A la faveur d’une conférence de presse qu’ils ont animée ce samedi 11 mai, les Services Spéciaux chargés de la lutte contre la drogue, le crime organisé, le délit économique et financier, par la voix de son chargé de communication, Mohamed Manzo Mansaré, ont exprimé leur indignation avant de faire des révélations sur ce qu’ils qualifient d’’’arnaque’’ de QNET.

Entouré par les victimes de QNET, l’Officier de police, Mohamed Manzo Mansaré a rappelé que contrairement à l’esprit de création de QNET en Philippines en 1998 par un groupe d’amis, cette société a été très tôt considérée par beaucoup de pays comme un grand réseau d’arnaqueurs et elle est interdite en France, aux USA, au Canada, en Belgique, au Rwanda, au Burkina Fasso, au Mali et plusieurs autres pays.

Selon Mohamed Manzo Mansaré, la liste de sociétés ayant certifié les produits de QNET n’appartient à aucune structure. Mieux, a-t-il fait savoir, QNET n’est pas reconnue par la fédération mondiale de la vente directe en ligne.

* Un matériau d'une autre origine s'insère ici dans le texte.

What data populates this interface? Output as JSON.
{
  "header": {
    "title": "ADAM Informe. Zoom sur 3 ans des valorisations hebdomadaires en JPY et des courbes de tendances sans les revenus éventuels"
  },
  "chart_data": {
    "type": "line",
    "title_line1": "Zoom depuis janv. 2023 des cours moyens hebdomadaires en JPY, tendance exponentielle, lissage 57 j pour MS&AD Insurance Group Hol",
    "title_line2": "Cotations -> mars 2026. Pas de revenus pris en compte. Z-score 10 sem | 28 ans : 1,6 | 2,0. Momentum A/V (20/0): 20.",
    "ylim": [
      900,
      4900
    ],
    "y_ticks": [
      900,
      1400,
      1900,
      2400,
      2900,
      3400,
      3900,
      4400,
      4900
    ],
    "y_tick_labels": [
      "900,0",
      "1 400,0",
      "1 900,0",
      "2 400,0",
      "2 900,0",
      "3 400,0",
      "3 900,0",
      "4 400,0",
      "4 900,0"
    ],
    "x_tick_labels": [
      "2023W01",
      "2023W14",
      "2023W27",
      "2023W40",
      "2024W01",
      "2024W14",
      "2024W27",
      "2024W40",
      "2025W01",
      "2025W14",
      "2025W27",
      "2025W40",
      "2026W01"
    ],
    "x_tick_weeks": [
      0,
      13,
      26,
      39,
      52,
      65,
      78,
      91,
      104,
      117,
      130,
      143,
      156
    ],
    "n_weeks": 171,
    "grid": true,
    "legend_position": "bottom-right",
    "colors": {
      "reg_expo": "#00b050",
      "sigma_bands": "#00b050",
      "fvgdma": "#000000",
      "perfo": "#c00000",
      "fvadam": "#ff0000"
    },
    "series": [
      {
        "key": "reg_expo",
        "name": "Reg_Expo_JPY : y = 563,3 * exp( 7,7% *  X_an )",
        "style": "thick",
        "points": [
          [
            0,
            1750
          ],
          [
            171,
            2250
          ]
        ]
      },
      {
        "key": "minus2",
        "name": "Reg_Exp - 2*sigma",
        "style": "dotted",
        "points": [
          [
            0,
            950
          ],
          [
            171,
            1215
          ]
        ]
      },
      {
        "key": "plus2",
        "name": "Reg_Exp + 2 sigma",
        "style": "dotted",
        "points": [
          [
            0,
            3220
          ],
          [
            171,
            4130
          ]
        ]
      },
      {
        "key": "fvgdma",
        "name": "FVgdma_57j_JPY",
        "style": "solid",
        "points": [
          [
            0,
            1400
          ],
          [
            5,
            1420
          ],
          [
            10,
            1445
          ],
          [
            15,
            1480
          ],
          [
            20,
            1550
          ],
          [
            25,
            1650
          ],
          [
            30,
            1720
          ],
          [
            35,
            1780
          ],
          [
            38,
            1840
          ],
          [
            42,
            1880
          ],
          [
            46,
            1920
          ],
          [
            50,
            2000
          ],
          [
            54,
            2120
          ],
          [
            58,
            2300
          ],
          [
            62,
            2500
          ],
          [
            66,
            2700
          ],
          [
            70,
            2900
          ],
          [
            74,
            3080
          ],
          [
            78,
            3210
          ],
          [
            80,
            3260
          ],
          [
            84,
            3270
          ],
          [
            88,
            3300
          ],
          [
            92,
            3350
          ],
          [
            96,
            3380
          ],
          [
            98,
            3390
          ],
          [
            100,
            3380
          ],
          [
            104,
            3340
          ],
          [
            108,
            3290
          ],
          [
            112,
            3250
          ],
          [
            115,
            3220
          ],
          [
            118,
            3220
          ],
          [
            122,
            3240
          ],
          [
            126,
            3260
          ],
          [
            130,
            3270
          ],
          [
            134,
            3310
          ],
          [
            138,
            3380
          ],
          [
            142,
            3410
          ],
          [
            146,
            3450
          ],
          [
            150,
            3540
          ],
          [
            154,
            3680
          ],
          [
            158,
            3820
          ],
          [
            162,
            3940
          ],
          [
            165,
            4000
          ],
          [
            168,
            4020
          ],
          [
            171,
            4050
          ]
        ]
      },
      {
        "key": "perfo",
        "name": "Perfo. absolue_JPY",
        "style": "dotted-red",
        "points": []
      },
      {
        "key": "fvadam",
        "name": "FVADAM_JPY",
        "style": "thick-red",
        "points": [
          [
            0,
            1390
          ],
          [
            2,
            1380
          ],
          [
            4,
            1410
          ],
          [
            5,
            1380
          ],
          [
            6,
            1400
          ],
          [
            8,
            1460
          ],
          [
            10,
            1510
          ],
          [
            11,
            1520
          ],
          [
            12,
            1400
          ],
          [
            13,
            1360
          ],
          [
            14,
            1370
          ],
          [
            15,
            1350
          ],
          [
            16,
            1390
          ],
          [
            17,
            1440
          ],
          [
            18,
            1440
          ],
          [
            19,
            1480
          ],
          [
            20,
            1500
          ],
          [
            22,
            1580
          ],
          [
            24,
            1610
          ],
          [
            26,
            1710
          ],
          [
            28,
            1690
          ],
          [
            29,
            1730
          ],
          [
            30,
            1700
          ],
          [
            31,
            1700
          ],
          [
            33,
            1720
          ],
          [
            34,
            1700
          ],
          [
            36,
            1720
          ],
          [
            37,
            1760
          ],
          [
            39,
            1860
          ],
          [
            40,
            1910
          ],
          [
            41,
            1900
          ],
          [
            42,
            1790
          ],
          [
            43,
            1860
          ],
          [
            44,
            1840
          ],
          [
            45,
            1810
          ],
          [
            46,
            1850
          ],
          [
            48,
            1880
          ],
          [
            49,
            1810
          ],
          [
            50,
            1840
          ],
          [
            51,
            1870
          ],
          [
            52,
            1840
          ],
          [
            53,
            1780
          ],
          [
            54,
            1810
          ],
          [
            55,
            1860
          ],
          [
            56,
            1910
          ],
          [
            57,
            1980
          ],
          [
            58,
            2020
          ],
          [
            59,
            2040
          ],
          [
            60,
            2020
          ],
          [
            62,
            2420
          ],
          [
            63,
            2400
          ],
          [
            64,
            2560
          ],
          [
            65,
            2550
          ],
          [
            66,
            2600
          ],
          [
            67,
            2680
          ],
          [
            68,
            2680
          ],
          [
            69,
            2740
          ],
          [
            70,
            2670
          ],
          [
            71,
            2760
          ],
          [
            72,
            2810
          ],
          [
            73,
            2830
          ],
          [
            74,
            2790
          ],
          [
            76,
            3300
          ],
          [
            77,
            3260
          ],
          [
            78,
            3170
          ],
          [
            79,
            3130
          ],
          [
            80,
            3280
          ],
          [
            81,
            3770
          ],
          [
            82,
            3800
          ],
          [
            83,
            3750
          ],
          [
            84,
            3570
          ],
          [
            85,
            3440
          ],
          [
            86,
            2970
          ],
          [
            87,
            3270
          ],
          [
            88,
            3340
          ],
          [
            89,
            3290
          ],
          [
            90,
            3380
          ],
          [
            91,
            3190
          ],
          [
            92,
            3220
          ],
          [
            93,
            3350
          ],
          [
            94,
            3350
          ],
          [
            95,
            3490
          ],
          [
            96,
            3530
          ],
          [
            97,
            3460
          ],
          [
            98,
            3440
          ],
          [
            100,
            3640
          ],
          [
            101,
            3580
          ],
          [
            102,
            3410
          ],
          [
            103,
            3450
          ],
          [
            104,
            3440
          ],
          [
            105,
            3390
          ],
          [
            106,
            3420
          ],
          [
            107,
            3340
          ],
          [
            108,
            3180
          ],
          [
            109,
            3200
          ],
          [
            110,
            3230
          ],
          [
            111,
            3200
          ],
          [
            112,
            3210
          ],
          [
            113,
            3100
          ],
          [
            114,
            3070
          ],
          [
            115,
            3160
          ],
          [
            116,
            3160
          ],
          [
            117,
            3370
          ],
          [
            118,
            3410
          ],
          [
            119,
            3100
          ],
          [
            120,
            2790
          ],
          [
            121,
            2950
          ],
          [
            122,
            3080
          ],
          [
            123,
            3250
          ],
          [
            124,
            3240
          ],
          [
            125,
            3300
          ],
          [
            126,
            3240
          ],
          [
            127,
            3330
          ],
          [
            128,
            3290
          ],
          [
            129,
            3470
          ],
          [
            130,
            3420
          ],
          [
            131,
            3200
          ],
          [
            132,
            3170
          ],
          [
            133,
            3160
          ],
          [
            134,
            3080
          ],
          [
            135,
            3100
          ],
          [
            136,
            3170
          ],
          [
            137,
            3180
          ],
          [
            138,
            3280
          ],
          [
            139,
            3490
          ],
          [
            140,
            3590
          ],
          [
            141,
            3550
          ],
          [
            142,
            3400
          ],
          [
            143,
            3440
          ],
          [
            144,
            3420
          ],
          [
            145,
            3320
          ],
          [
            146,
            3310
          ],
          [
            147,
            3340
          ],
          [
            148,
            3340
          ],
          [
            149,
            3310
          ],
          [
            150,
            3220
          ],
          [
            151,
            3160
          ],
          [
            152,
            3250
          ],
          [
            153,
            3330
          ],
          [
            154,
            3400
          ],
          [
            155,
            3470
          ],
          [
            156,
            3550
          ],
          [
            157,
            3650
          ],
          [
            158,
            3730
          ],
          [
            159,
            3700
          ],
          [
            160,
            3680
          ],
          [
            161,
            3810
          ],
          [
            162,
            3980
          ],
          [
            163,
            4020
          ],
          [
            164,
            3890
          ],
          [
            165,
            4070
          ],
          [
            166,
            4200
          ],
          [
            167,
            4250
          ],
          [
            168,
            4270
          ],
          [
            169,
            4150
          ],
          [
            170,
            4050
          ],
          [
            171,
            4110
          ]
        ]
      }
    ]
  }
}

« Le 3 mai 2016, notre département a tiré la sonnette d’alarme en informant l’autorité sur l’existence d’un soi-disant commerce en ligne dénommé QNET agissant au nom d’une société se disant ‘’Africa Business Consulting ABC » que dirigeait un certain Souleymane Doumbouya, Directeur national de la Communication au ministère de la Communication et ses complices ivoiriens et guinéens d’alors », a expliqué Manzo Mansaré et d’ajouter : « d’après les statistiques issues des auditions des responsables de QNET en 2018, la Guinée compte plus de 108 000 adhérents qui ont payé, chacun pour son adhésion, 6 à 7 millions de francs guinéens. Ce qui fait 54 millions de dollars arnaqués aux pauvres citoyens en leur promettant de gagner 200 à 300 dollars par semaine. Ce qui est pratiquement faux. En Guinée, cette organisation mafieuse a réussi à faire adhérer à sa cause plusieurs hauts cadres (ministres, préfets, Directeurs nationaux), des officiers supérieurs de la gendarmerie, de la police, des personnalités religieuses… Pire, plus de 40 officiers de la police judiciaire ont été invités dans un hôtel pour leur expliquer que l’activité de QNET est licite… », a-t-il déploré.

Par ailleurs joint au téléphone ce soir pour sa version des faits, le mis en cause, monsieur Souleymane Doumbouya a regretté le fait que le Secrétaire général à la Présidence chargé des services spéciaux n’ait pas la formation nécessaire et requise sur le commerce international surtout celui en ligne et le Droit International Economique.

« Je suis désolé ! Je connais beaucoup de jeunes cadres qui pourraient mieux l’expliquer… De passage, je note que la Guinée est signataire de certains traités internationaux surtout, est membre fondateur de l’Organisation Mondiale du Commerce instituée par les accords de Marrakech en 1995.  Qnet n’est pas dans la cybercriminalité. A partir de ce moment, aucune loi n’empêche mon Cabinet de Consultation de poser des actes pour elle en Guinée sur la base du mandat qu’elle lui produit. Nous sommes un pays ouvert sur le monde. Cette pratique surannée et révolue n’a plus droit de cité ici… », a rétorqué Souleymane Doumbouya aux accusations des Services du colonel Tiégboro.